Together they’ve produced a jewelry collection with a strong sense of humor. The sterling silver line, accented with 14-karat gold vermeil, interprets classic symbols of luck, happiness and prosperity — along with other themes.
For fall, the pair offers a whimsical group of jewelry called “Eat Your Vegetables” featuring “14-Carrot” necklaces and “Corn-on-the-Cob” chokers. They’re also doing “Tranquility Beads” — sterling silver-dipped Prozac and Valium pills strung into necklaces, rosaries and crosses. Tereba says they aren’t interested in trends, but rely on their own sense of style and intuition about what’s fun to wear.
Wholesale prices for the designers’ newest collection range from $25 to $280. Boskavich Tereba pieces are sold through New York’s Showroom Seven and at Henri Bendel, Maxfield in L.A., Ultimo in Chicago and Knit Wit in Philadelphia.
“I like to experiment with problem-solving,” says Nicholas E. Papadakis of his designs. “I needed a bag. The line simply spun out of that need.” Soon he had private clients requesting his rugged bags, and Man-Made Industries was born.
The current collection includes black and brown suede and leather shoulder bags, backpacks, attache cases, belts and date books that can be lined in silk, velvet or linen. Papadakis also uses clear industrial plastic. Each design is accented with handcarved wood and brass or bronze hardware that, according to the designer,”will tarnish with time to add dimension. I want these pieces to age.”
Papadakis has a B.F.A. from Rhode Island School of Design, where he took courses in woodworking, sculpture, welding and glass-blowing. “My interest with industrial fabrics and techniques evolved from that training,” he says. The durability of the materials must also have impressed him, since each bag he produces comes with a tag reading, “I will outlive you.” The line, which wholesales from $75 to $225, has been bought by Untitled and Sam E. Wagner, New York, and a number of other small boutiques.
According to family lore, says jewelry designer Divonne Jarecki, “I was named for the French spa town, Divonne Les Bains, where I was conceived.” Jarecki’s father, a professor at the University of Heidelberg, was also a professional gambler, and her early childhood was spent in some of the great casino towns of Europe.
A graduate of Columbia University and Boston University Law School, Jarecki recently abandoned the law for jewelry design. Of her designs, she says, “My main idea is that it be clever and unique. Every piece should have a twist, something to say.” Her collection of sterling silver and 24-karat gold vermeil jewelry, called Divonne, features intricately crafted pendants, chains, rings, earrings and cufflinks, fashioned in the form of globes, sundials, suns, moons, stars, gargoyles and even fish. “It draws upon motifs of many ages, ones which can be instantly personal,” Jarecki says. Wholesale prices range from $35 to $298, and the line has been bought by Charivari, New York, and Nan Duskin, Philadelphia.

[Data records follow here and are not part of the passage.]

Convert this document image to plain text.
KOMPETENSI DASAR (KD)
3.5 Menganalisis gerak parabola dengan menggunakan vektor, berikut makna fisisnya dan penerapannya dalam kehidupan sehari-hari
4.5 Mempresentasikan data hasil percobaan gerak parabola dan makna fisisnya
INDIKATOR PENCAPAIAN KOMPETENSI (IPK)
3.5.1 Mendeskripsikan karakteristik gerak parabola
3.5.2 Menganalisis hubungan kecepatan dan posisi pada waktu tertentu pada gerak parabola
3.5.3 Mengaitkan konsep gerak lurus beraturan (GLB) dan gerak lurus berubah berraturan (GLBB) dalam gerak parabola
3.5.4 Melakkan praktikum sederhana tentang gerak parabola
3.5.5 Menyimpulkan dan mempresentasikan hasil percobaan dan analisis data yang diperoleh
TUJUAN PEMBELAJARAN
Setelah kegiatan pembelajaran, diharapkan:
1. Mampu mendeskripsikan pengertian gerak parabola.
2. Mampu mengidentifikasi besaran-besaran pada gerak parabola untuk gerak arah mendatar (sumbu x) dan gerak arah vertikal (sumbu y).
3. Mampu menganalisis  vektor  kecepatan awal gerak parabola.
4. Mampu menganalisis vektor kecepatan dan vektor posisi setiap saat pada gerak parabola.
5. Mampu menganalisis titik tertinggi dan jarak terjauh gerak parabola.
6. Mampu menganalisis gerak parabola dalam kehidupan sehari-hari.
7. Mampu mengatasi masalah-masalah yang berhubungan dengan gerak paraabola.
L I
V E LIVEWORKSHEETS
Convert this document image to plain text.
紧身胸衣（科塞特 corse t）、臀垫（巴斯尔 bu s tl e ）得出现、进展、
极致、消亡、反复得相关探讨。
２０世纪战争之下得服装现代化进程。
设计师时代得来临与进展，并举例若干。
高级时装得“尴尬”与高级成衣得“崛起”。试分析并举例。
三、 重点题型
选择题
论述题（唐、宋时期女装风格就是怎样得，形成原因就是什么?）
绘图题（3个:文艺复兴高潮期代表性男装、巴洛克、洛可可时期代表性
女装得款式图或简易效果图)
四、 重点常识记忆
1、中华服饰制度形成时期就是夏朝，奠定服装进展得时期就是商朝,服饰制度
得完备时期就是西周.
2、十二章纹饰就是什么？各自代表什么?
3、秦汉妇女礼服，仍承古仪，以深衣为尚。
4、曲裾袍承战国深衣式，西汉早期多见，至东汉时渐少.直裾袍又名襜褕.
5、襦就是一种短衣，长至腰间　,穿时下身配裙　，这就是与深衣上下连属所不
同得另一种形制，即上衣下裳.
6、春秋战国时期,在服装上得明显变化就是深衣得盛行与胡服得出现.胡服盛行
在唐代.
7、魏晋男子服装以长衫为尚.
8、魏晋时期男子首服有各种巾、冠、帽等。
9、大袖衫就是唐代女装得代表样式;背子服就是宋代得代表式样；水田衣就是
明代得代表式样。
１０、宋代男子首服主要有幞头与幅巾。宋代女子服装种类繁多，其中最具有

Susan Lazar designs scarves, but that doesn’t make her a scarf designer. She also creates capes, boleros, hats, rain capes and vests and will soon launch a full-fledged clothing collection. “It all depends where the fabric takes me,” Lazar says.
The designer, who has a degree from Cornell University in Textile Science and Business, studied sportswear design at the Fashion Institute of Technology and worked for designer Randolph Duke, where, she says, “I learned all about construction and fit.” A visit to her showroom reveals a variety of works in progress, from luxurious mohair, cashmere and wool wraps to fake fur boleros and berets.
“It’s all about drape and contrast,” Lazar states. “I like to line a gray pinstriped muffler with a bright fuchsia or green satin, to lend both a shot of color and a softer feel to the design.” Wholesale prices for her collection, which has been bought by Henri Bendel, Saks Fifth Avenue and Tootsies, Houston, range from $36 for a fake fur scarf to $625 for a cashmere cape.